Fasst man alle Kunstrichtungen der Jahrhundertwende zusammen, entsteht ein subversiver Strom unter der bürgerlichen Oberfläche, der sich verzweigt, gabelt, nur um anschließend wieder von einer neueren Strömung überflutet zu werden: Symbolismus, Surrealismus, Expressionismus, Impressionismus oder Dadaismus. Was aber, wenn all diese Strömungen nicht gegen, sondern miteinander arbeiten.
Das Ergebnis eines solches Amalgams ist X’ed Out, der neuste Comic von Charles Burns. Doch bevor meine Einleitung zu ausufernd wird, fangen wir mit dem Hinschauen an:
Da jeder Strom irgendwo seinen Ursprung, seine Quelle, hat, schauen wir uns diesmal die erste Seite des Comics an. Überspringen wir zunächst die ersten Panels der Seite, die derer acht hat, und schauen gleich auf das abschließende achte Panel, das Panel der Woche (ja, ich bin irgendwie aus dem Rhythmus gekommen, bin aber noch dran).
Wir sehen einen Raum, einen konstruierten Raum. Mit dem Rücken zur vierten Wand blicken wir vorbei an einer Figur, die noch im Bett sitzt, auf die gegenüberliegende Wand, die aus roten Ziegelsteinen besteht. Im Kontrast zur Realität des Roten Bollwerks stehen die beiden anderen Wände, die Decke und der Boden.
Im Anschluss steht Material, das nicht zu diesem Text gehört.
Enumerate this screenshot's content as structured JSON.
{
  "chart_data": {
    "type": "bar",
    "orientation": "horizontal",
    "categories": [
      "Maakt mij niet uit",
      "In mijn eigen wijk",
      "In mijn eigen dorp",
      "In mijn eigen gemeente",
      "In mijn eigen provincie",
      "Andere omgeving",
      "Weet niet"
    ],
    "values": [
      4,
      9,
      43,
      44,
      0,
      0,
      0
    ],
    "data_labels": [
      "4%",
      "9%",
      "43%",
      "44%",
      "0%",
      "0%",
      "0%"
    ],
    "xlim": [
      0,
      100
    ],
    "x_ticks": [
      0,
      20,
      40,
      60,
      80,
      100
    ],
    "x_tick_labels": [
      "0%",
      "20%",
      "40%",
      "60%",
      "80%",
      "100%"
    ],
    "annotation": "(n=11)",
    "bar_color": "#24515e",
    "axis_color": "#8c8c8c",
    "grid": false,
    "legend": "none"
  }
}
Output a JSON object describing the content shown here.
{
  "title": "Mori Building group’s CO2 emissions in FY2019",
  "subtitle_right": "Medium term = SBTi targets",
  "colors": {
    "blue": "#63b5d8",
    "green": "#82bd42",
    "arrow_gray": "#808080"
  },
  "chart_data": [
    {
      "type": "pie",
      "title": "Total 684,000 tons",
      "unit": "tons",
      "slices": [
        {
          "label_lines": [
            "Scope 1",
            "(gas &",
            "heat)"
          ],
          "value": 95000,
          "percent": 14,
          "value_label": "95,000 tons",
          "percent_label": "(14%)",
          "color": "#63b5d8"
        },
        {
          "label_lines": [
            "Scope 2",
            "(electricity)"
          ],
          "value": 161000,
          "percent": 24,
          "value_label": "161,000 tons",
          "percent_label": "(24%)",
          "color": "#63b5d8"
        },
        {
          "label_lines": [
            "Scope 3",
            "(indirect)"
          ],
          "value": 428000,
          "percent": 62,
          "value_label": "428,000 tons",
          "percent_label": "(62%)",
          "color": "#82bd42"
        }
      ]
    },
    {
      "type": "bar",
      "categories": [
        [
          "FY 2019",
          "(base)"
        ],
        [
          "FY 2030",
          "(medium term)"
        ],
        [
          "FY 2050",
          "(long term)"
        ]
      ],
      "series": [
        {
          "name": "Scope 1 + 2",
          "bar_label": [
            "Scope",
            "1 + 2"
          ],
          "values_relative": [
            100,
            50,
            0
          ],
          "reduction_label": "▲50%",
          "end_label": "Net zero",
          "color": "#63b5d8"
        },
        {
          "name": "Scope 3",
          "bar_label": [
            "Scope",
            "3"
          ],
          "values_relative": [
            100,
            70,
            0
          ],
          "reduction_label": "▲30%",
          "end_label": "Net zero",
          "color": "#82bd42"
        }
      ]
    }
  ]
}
Seltsam ist das Zusammenspiel der Inneneinrichtung, weil die braune Vertäfelung, deren Farbe im dunklen Schatten untergeht (die rechte Wand liegt vollends im Dunkeln) nichts mit dem Rot der Ziegelsteine zu tun haben scheint. Während das Braun eine Inneneinrichtung impliziert, verweist die rote Mauer eher auf eine Außenwand. Ein büroraumfarbenes Grau an der Decke und ein Radiergummiorange für den Teppich geben dem Raum einen simplen Anstrich. Der gesamte Raum wirkt unnatürlich gedehnt, da am anderen Ende keine Möbel stehen.
Nach einer kurzen Orientierung fällt mein Blick auf das schwarze Loch in der Mauer. Obwohl das Loch nicht der Fluchtpunkt des Raumes ist, deuten alle Indizien im Raum wie Wegweiser unweigerlich auf diese Leerstelle hin: Die Kopfhaltung der Figur, der Blick der schwarzen Katze, die vor dem Loch sitzt, die Sprechblase, die aus dem Loch hervor kommt: „BZZZZZ„. Das Loch baut eine Anziehungskraft auf, die den Blick förmlich, wie bei einem Strom, mitreißt.
Für einen Moment lenkt dieses letzte Panel, dieses schwarze Loch, von allem was zuvor geschehen ist, ab. Die ganze Komposition der Seite wird verstört: Das langsame Erwachen der Figur, die Ähnlichkeit zu Hergés Tim, der unzuverlässigen Erzähler aus dem Off – „This is the only part I’ll remember“ – und die grafischen Anleihen an die ligne claire. Alles wirkt unecht.
In nur einem einzigen Panel erzeugt Burns einen solchen Sog, dass die gesamte Realität, von der Vertäfelung der Wände bis hin zur schwarzen Katze wie eine bloße Fassade wirkt. Es ist die Welt hinter diesem Loch, die erst den Blick für den eigentlichen Strom der Stilrichtungen eröffnet. Doch so weit möchte ich heute nicht mitreißen. Soll doch das schwarze Loch seine Sogkraft beweisen, und neue Leser für X’ed Out ansaugen.